City Hall observers and Los Angeles activists demanded to know who stood to gain the most from an unusually rushed decision to put it on the ballot. Many critics began pointing to a politically connected union that employs about 8,000 Department of Water and Power workers — and that openly brags about its aggressiveness in getting its way inside City Hall.

“Nothing is done [by management] at the DWP without the union’s direct participation and approval,” alleges Joel Davidson, a solar-power consultant for 30 years. The union is the International Brotherhood of Electrical Workers (IBEW), whose motto is, “If provoked, we will strike.”

Measure B calls for DWP to install, and own, the solar panels that will cover Los Angeles roofs. Davidson, who worked on DWP solar plans with Freeman in the late ’90s, says DWP has “aggressively pursued the solar market because they are concerned about losing it to the private sector.”

The DWP is a political power in its own right because its profits — earned from Los Angeles residents and businesses — pump nearly $175 million dollars into the city’s general fund. That’s a strong political force weighing on the City Council, which always wants more money.

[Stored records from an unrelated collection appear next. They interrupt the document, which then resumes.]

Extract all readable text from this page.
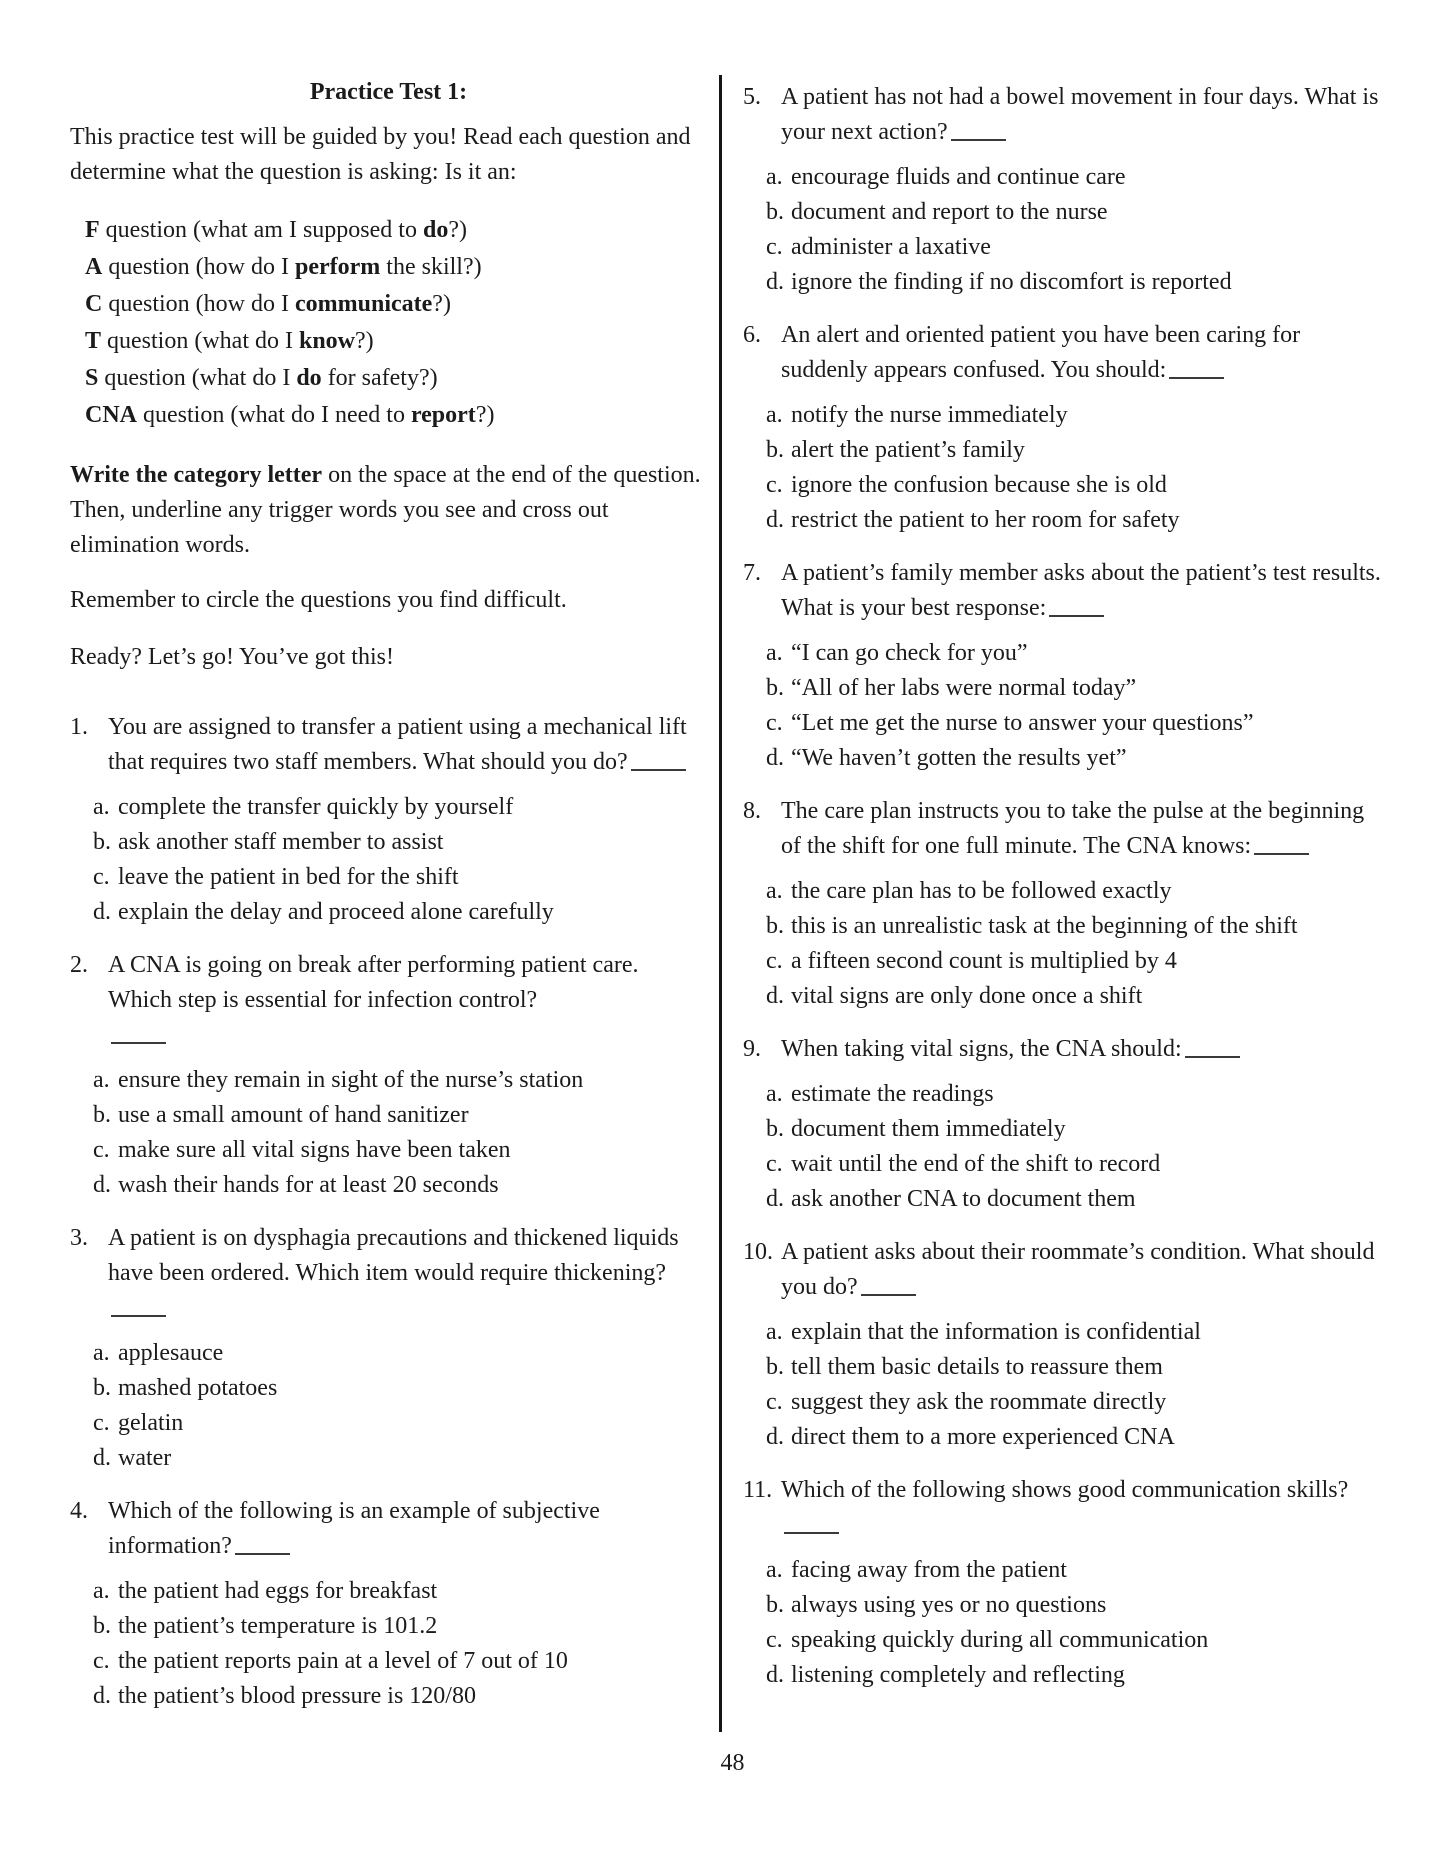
Practice Test 1:

This practice test will be guided by you! Read each question and determine what the question is asking: Is it an:

F question (what am I supposed to do?)
A question (how do I perform the skill?)
C question (how do I communicate?)
T question (what do I know?)
S question (what do I do for safety?)
CNA question (what do I need to report?)

Write the category letter on the space at the end of the question. Then, underline any trigger words you see and cross out elimination words.

Remember to circle the questions you find difficult.

Ready? Let’s go! You’ve got this!

1. You are assigned to transfer a patient using a mechanical lift that requires two staff members. What should you do?
a. complete the transfer quickly by yourself
b. ask another staff member to assist
c. leave the patient in bed for the shift
d. explain the delay and proceed alone carefully
2. A CNA is going on break after performing patient care. Which step is essential for infection control?
a. ensure they remain in sight of the nurse’s station
b. use a small amount of hand sanitizer
c. make sure all vital signs have been taken
d. wash their hands for at least 20 seconds
3. A patient is on dysphagia precautions and thickened liquids have been ordered. Which item would require thickening?
a. applesauce
b. mashed potatoes
c. gelatin
d. water
4. Which of the following is an example of subjective information?
a. the patient had eggs for breakfast
b. the patient’s temperature is 101.2
c. the patient reports pain at a level of 7 out of 10
d. the patient’s blood pressure is 120/80
5. A patient has not had a bowel movement in four days. What is your next action?
a. encourage fluids and continue care
b. document and report to the nurse
c. administer a laxative
d. ignore the finding if no discomfort is reported
6. An alert and oriented patient you have been caring for suddenly appears confused. You should:
a. notify the nurse immediately
b. alert the patient’s family
c. ignore the confusion because she is old
d. restrict the patient to her room for safety
7. A patient’s family member asks about the patient’s test results. What is your best response:
a. “I can go check for you”
b. “All of her labs were normal today”
c. “Let me get the nurse to answer your questions”
d. “We haven’t gotten the results yet”
8. The care plan instructs you to take the pulse at the beginning of the shift for one full minute. The CNA knows:
a. the care plan has to be followed exactly
b. this is an unrealistic task at the beginning of the shift
c. a fifteen second count is multiplied by 4
d. vital signs are only done once a shift
9. When taking vital signs, the CNA should:
a. estimate the readings
b. document them immediately
c. wait until the end of the shift to record
d. ask another CNA to document them
10. A patient asks about their roommate’s condition. What should you do?
a. explain that the information is confidential
b. tell them basic details to reassure them
c. suggest they ask the roommate directly
d. direct them to a more experienced CNA
11. Which of the following shows good communication skills?
a. facing away from the patient
b. always using yes or no questions
c. speaking quickly during all communication
d. listening completely and reflecting
48
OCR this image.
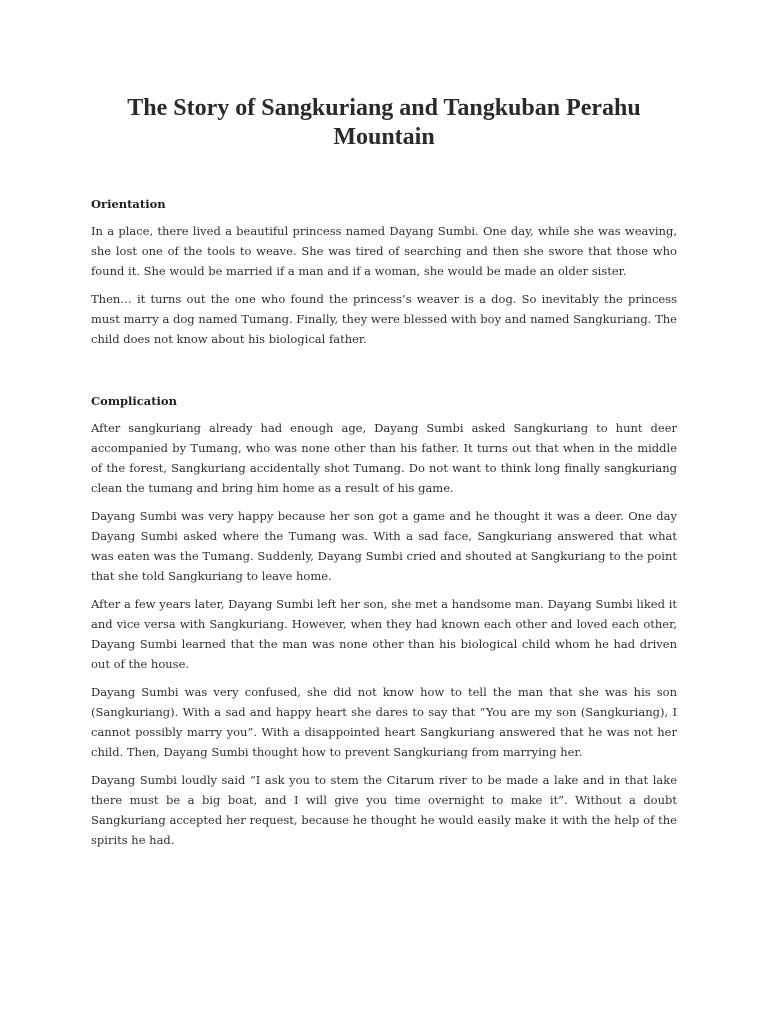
The Story of Sangkuriang and Tangkuban Perahu Mountain
Orientation

In a place, there lived a beautiful princess named Dayang Sumbi. One day, while she was weaving, she lost one of the tools to weave. She was tired of searching and then she swore that those who found it. She would be married if a man and if a woman, she would be made an older sister.

Then… it turns out the one who found the princess’s weaver is a dog. So inevitably the princess must marry a dog named Tumang. Finally, they were blessed with boy and named Sangkuriang. The child does not know about his biological father.

Complication

After sangkuriang already had enough age, Dayang Sumbi asked Sangkuriang to hunt deer accompanied by Tumang, who was none other than his father. It turns out that when in the middle of the forest, Sangkuriang accidentally shot Tumang. Do not want to think long finally sangkuriang clean the tumang and bring him home as a result of his game.

Dayang Sumbi was very happy because her son got a game and he thought it was a deer. One day Dayang Sumbi asked where the Tumang was. With a sad face, Sangkuriang answered that what was eaten was the Tumang. Suddenly, Dayang Sumbi cried and shouted at Sangkuriang to the point that she told Sangkuriang to leave home.

After a few years later, Dayang Sumbi left her son, she met a handsome man. Dayang Sumbi liked it and vice versa with Sangkuriang. However, when they had known each other and loved each other, Dayang Sumbi learned that the man was none other than his biological child whom he had driven out of the house.

Dayang Sumbi was very confused, she did not know how to tell the man that she was his son (Sangkuriang). With a sad and happy heart she dares to say that “You are my son (Sangkuriang), I cannot possibly marry you”. With a disappointed heart Sangkuriang answered that he was not her child. Then, Dayang Sumbi thought how to prevent Sangkuriang from marrying her.

Dayang Sumbi loudly said “I ask you to stem the Citarum river to be made a lake and in that lake there must be a big boat, and I will give you time overnight to make it”. Without a doubt Sangkuriang accepted her request, because he thought he would easily make it with the help of the spirits he had.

Measure B spokeswoman Sarah Leonard dismisses criticism of the DWP and its powerful IBEW union as a monopoly that pushes around the City Council. But dozens of private solar-panel installers in the burgeoning solar industry will be all but cut out of the bonanza in installation work under Measure B — leading critics to fear that the hurried nature of this deal was custom-designed to bolster the size and political power of IBEW.

DWP critic Jack Humphreville and a handful of other activists wrote the “con” argument for the March ballot, asserting that the project is a ruse having little to do with smart energy policy, and everything to do with growing the size and power of the union and DWP.

The IBEW fired back against such activists, bringing together a Who’s Who of labor, political and environmental honchos who formally asked the courts to throw out the “con” ballot argument. Last week, a judge denied the effort to squelch the con argument — a defeat for Mitchell Schwartz, who filed the petition to toss it out. Schwartz was Barack Obama’s California campaign director and is president of the California League of Conservation Voters.

Schwartz spun the numerous attacks on Measure B as an attack on unions, telling L.A. Weekly, “Union jobs are great.”